Feeding in the first hours and days

The first eighteen hours is critical for the long-term health of your new lamb, and nature will tell him to seek out his mother’s teat as soon as possible to meet his nutritional needs. But if the ewe dies, is in distress, or otherwise cannot effectively nurse her new lamb, it is imperative to have bottles, nipples, and emergency nutrition on hand. Twins and triplets can also benefit from supplemental nutrition, as they may not be able to get enough nutrition from the ewe.

Colostrum, the thick, yellowish first milk provided by the ewe, jump starts the immune system by providing important antibodies that could not be passed to the lamb in utero. The body of a newborn lamb is uniquely suited to absorb these antibodies into the bloodstream via the intestines, but only in the first couple of hours after birth. Absorption of these critical antibodies helps set the stage for a long, healthy life.

The mother’s natural colostrum provides the best nutritional start for her newborn lamb because it contains antibodies that are specific to her flock and surroundings. But if the lamb does not nurse within 2 hours or you are worried it’s not nursing often enough or receiving adequate colostrum from the ewe, a colostrum replacer or supplement will help provide this critical immune support. Feed colostrum by bottle for the first 24 hours of life, according to package directions, if the lamb does not begin nursing properly.

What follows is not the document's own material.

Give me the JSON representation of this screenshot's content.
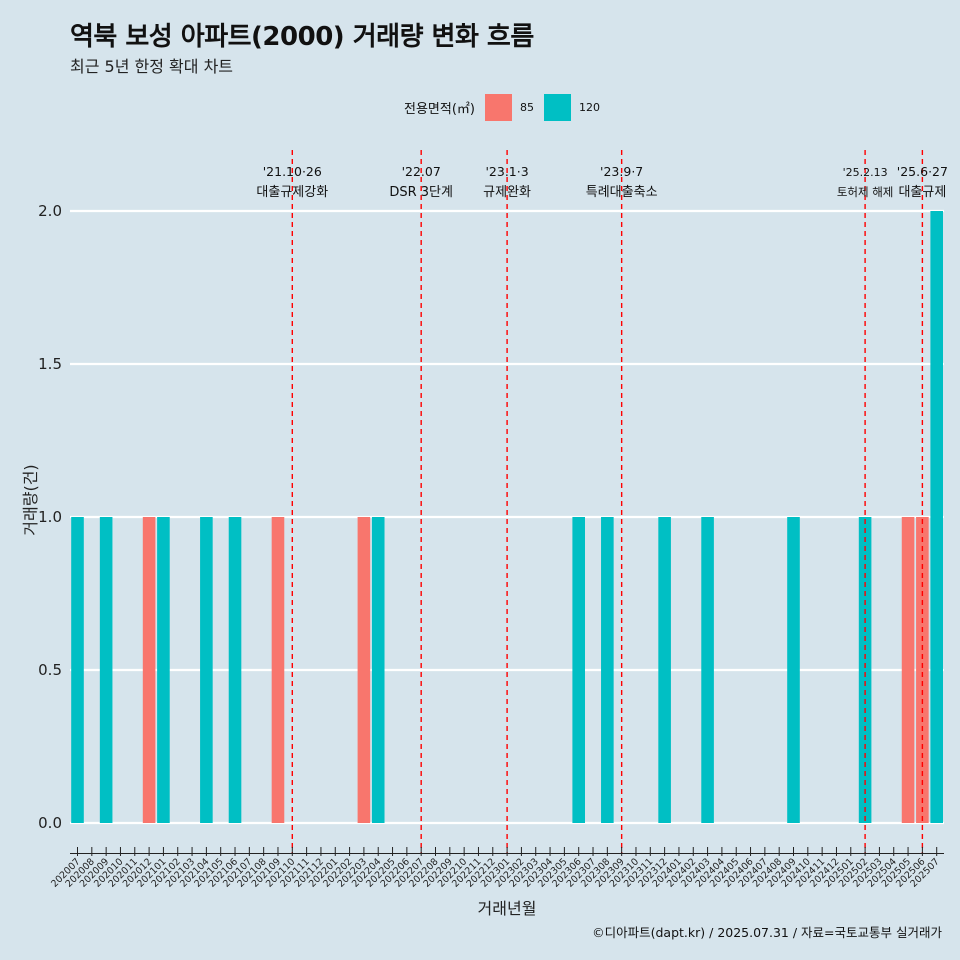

Milk Replacer: On day two, if the lamb is still not nursing effectively, switch to milk replacer to provide the balanced nutrition needed for growth and development. Always choose a milk replacer that is specifically formulated for lambs, and follow the packaging mixing and feeding instructions carefully to provide proper nutrition.

Electrolytes: The birth experience exposes newborn lambs to various microorganisms that can cause digestive distress and cause diarrhea. Because diarrhea can easily lead to dehydration, it is important to supplement the mother’s milk or milk replacer with electrolytes to reverse the effects of body fluids. Be sure to feed electrolytes separately from milk or milk replacer products, and always follow package directions for best results.

With proper birth preparation, early monitoring and newborn nutrition, you will give your newborn lambs the best chance of a long, healthy life and be able to enjoy their presence for many years to come.